St Paul outside the Walls


This past week, our class ventured forth to the beautiful basilica known as St. Paul outside the Walls. This is the second largest basilica in Rome (second to St. Peter's, of course). Tradition (which, in this case, is nearly unquestioned) holds that St. Paul was beheaded about two miles from where the basilica now stands. After his execution, a Roman Christian by the name of Lucina begged for his remains. She was given permission to take them and she buried them just off the Via Ostiense. Almost immediately, a small monument was erected and the place became a site of veneration and pilgrimage. Once Constantine was emperor, a larger building project was begun. Of course, various raids and fires led to stages of restoration and reconstruction throughout the centuries. But this place is the uncontested resting spot of St. Paul's remains, and has been a constant site of veneration as such for more than 1900 years.

This basilica is a very interesting place to visit, particularly because visitors are struck both by its age and by its identity as a constant and contemporary place of pilgrimage. The Holy Door was redone for the Jubilee year in 2000, with images both ancient and modern, and the main entrance has images done for the Pauline year of 2008-9. One gets a sense of the place not as simply a history lesson, but also as the site of a living faith.

My students and I are reading five of St. Paul's letters this semester. For me, at least, it is a powerful thing to read and discuss his words sitting in the shadow of the basilica built over his bones. We spent much of our time in class this week discussing Paul's letter to the Philippians. Of course, the famous "Christ hymn" (Phil 2:5-11) looms large in this text:

Have among yourselves the same attitude that is also yours in Christ Jesus, Who, though he was in the form of God, did not regard equality with God something to be grasped. Rather, he emptied himself, taking the form of a slave, coming in human likeness; and found human in appearance, he humbled himself, becoming obedient to death, even death on a cross. Because of this, God greatly exalted him and bestowed on him the name that is above every name, that at the name of Jesus every knee should bend, of those in heaven and on earth and under the earth, and every tongue confess that Jesus Christ is Lord, to the glory of God the Father.

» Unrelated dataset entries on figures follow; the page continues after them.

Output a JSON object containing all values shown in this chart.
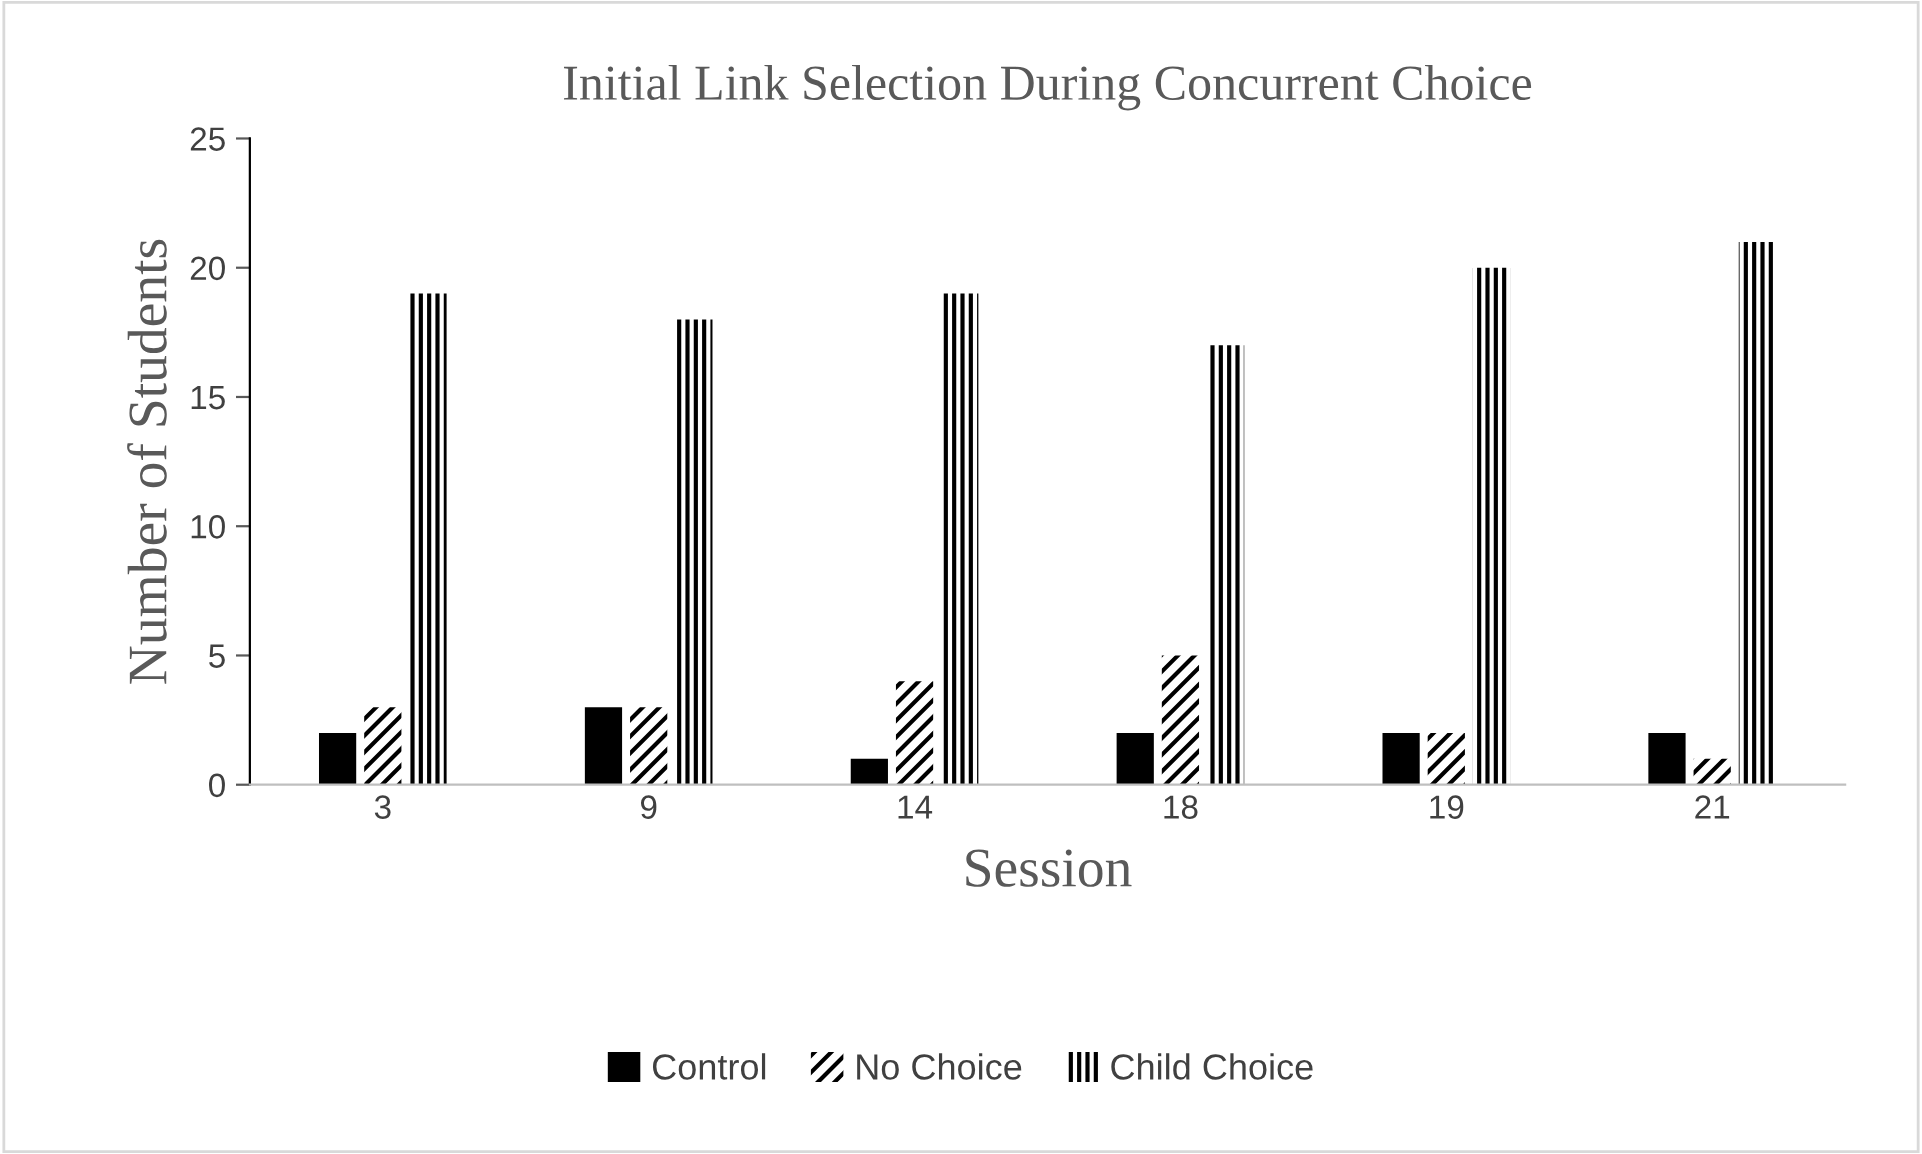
{
  "chart_data": {
    "type": "bar",
    "title": "Initial Link Selection During Concurrent Choice",
    "xlabel": "Session",
    "ylabel": "Number of Students",
    "categories": [
      "3",
      "9",
      "14",
      "18",
      "19",
      "21"
    ],
    "series": [
      {
        "name": "Control",
        "color": "#000000",
        "values": [
          2,
          3,
          1,
          2,
          2,
          2
        ]
      },
      {
        "name": "No Choice",
        "color": "#000000",
        "values": [
          3,
          3,
          4,
          5,
          2,
          1
        ]
      },
      {
        "name": "Child Choice",
        "color": "#000000",
        "values": [
          19,
          18,
          19,
          17,
          20,
          21
        ]
      }
    ],
    "ylim": [
      0,
      25
    ],
    "yticks": [
      0,
      5,
      10,
      15,
      20,
      25
    ],
    "grid": false,
    "legend": "bottom"
  }
}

I wonder if these words sing quite so loudly anywhere in the world as at this spot, built over the bones of the author, who himself died a martyr's death. Of course, the strange answer is that they sing just as well in every spot where a Christian lives a life (or dies a death) that proclaims his or her sharing the mind of Christ, His obedience, His humility.

This is, of course, one of the wonderful gifts of St. Paul to the Church, one that I'm trying to communicate to my students. St. Paul wrote these letters that were originally meant to speak to very particular concerns of very particular communities of Christians. And yet, somehow (divine inspiration?!), he offered words that speak of Christian faith and to Christian communities in ways that seem not to be bound (for the most part) by the particularities of time and place.